Mais de 70% dos ganenses são cristãos, e quase um terço da população segue correntes neopentecostais. Pelas ruas das grandes cidades são comuns lojas com nomes como "God First Market" (Mercado Deus Primeiro) e "Thank You Jesus Barbering Shop" (Barbearia Obrigado, Jesus).
Segundo Aidoo, essa conexão da população com a religião não precisa ser sempre algo tão solene. "No começo, apenas carregávamos o caixão nos ombros, da igreja ou da casa da pessoa para o cemitério. Mas chegou um ponto em que pensei: quero acrescentar algo a isso, algo que faça as pessoas se animarem, rirem, em vez de chorarem."
Cada equipe de carregadores dançarinos tem sete pessoas: seis que levam o caixão e uma que atua como espécie de mestre de bateria, guiando o grupo e orientando a coreografia. "Treinamos muito antes das apresentações. Não podemos cometer erros. Se o caixão cair, é uma desgraça para nós, para nossa marca."
As coreografias, afirma, são inspiradas em danças tradicionais, com grande presença de tambores. Apesar do que os memes sugerem, não há trilha sonora eletrônica, incluída apenas na edição dos vídeos.
Dos cem empregados da funerária de Aidoo, 95 são homens, e 5, mulheres. "Se é um enterro de uma mulher, eu geralmente coloco uma líder feminina", afirma o empresário.
A tradição dos carregadores de caixões, todos vestidos impecavelmente com casacas, sapatos sociais de bico fino e lenços de lapela, é antiga em Gana. Diversas funerárias oferecem o serviço, que dão certa pompa aos enterros.
"Antigamente, apenas parentes carregavam os caixões até o cemitério. Mas muitos bebiam demais durante o velório e podiam fazer todo tipo de coisa inapropriada", afirma.
O que tornou o serviço de Baidoo diferente foi transformar esse momento solene em algo lúdico. "Imagine que você é meu pai.

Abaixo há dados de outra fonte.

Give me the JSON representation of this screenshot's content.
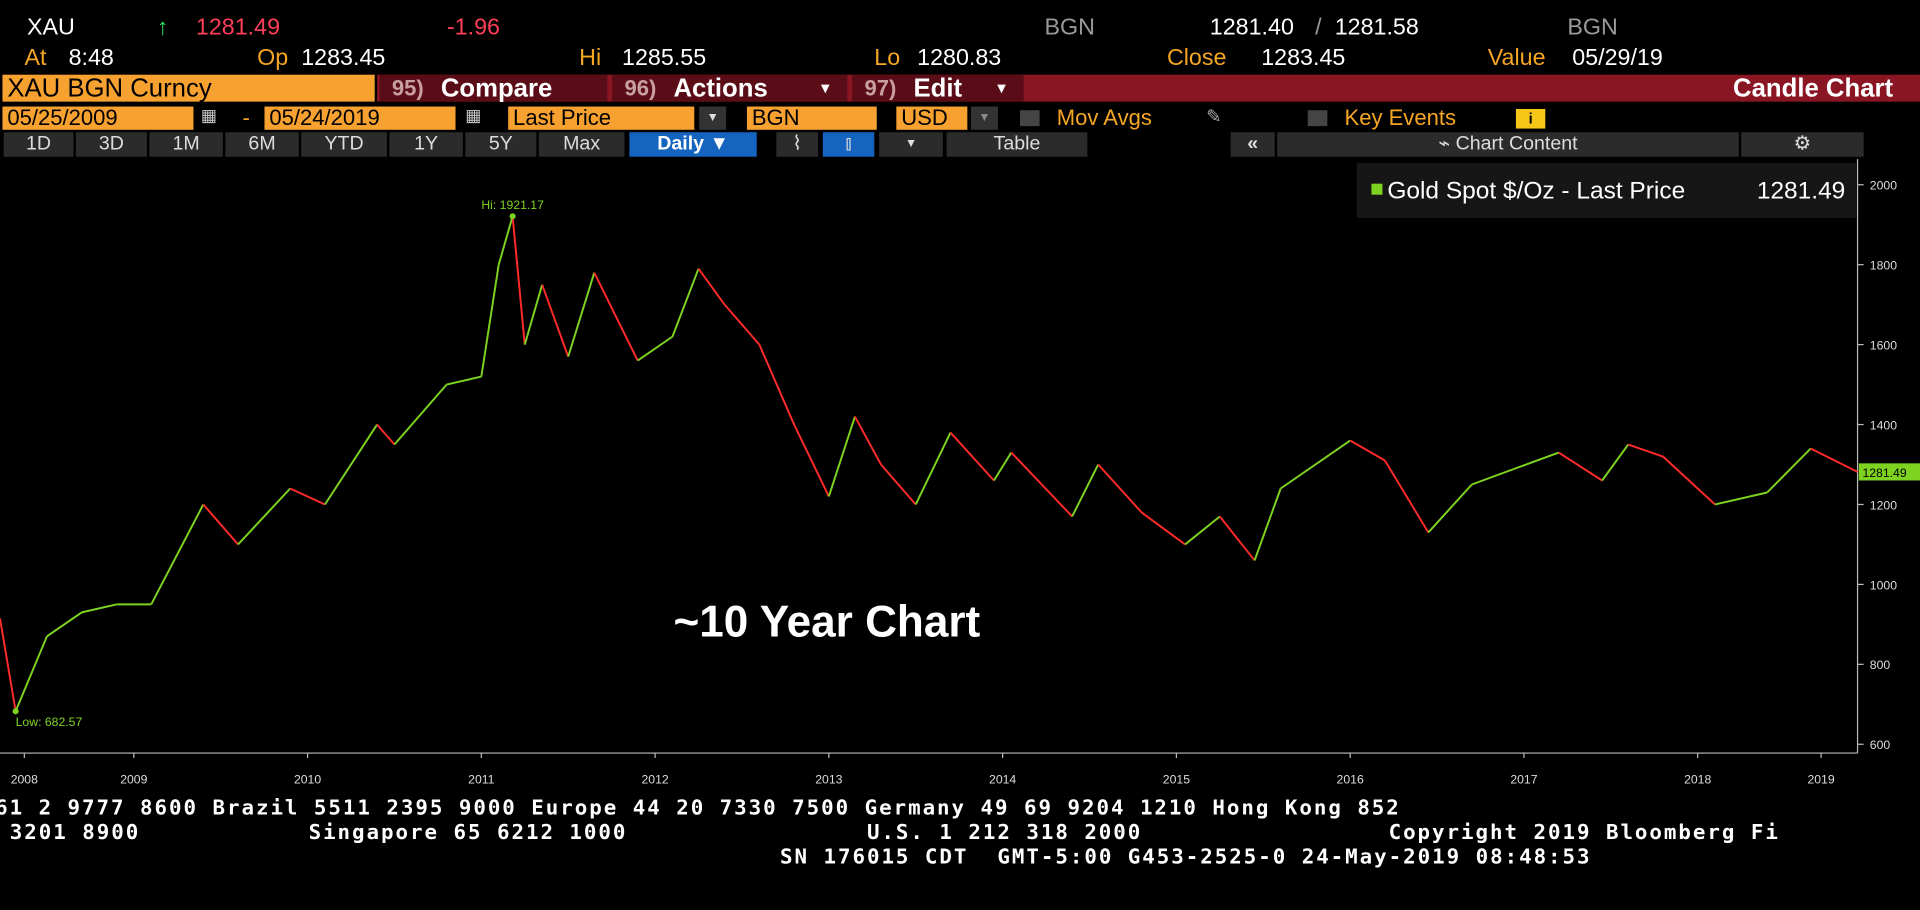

Por causa de você, me transformei num advogado, ou numa pessoa importante da sociedade. Se você se vai, tenho que festejá-lo, pelo que você fez por mim", diz.
Sua mãe, diz o empresário, já foi avisada de que terá direito à honra de ser carregada num cortejo dançante. "Já disse que, quando ela se for, estaremos dançando. Ela ficou muito feliz", afirma. "Para o meu, quero uma semana de festa antes que me enterrem."
Aidoo reivindica o título de pioneiro da ideia, hoje copiada por outras funerárias em Gana. Mas há relatos de que isso já ocorria antes, como registrou uma reportagem do Washington Post em 1997.
Cada apresentação dos dançarinos tem custo variável, em geral em razão da vestimenta. Se for traje escocês, sai por 800 cedi (R$ 715), valor que sobe para 900 cedi (R$ 805) em caso de uniforme de marinheiro e até 1.200 cedi (R$ 1.070) para uma vestimenta toda branca. Não é um valor que muitos podem pagar em Gana, mas o empresário afirma que o preço é negociável para classes mais pobres.
Em razão do lockdown de três semanas decretado pelo governo local, as performances estão suspensas, e apenas velórios e enterros mais simples estão sendo feitos. Até esta terça (14), haviam sido registrados 636 casos de Covid-19 no país, com 8 mortes, segundo as estatísticas oficiais.
Em breve, espera Aidoo, seus dançarinos estarão de volta às ruas, e com demanda aquecida depois que viraram celebridade da memesfera.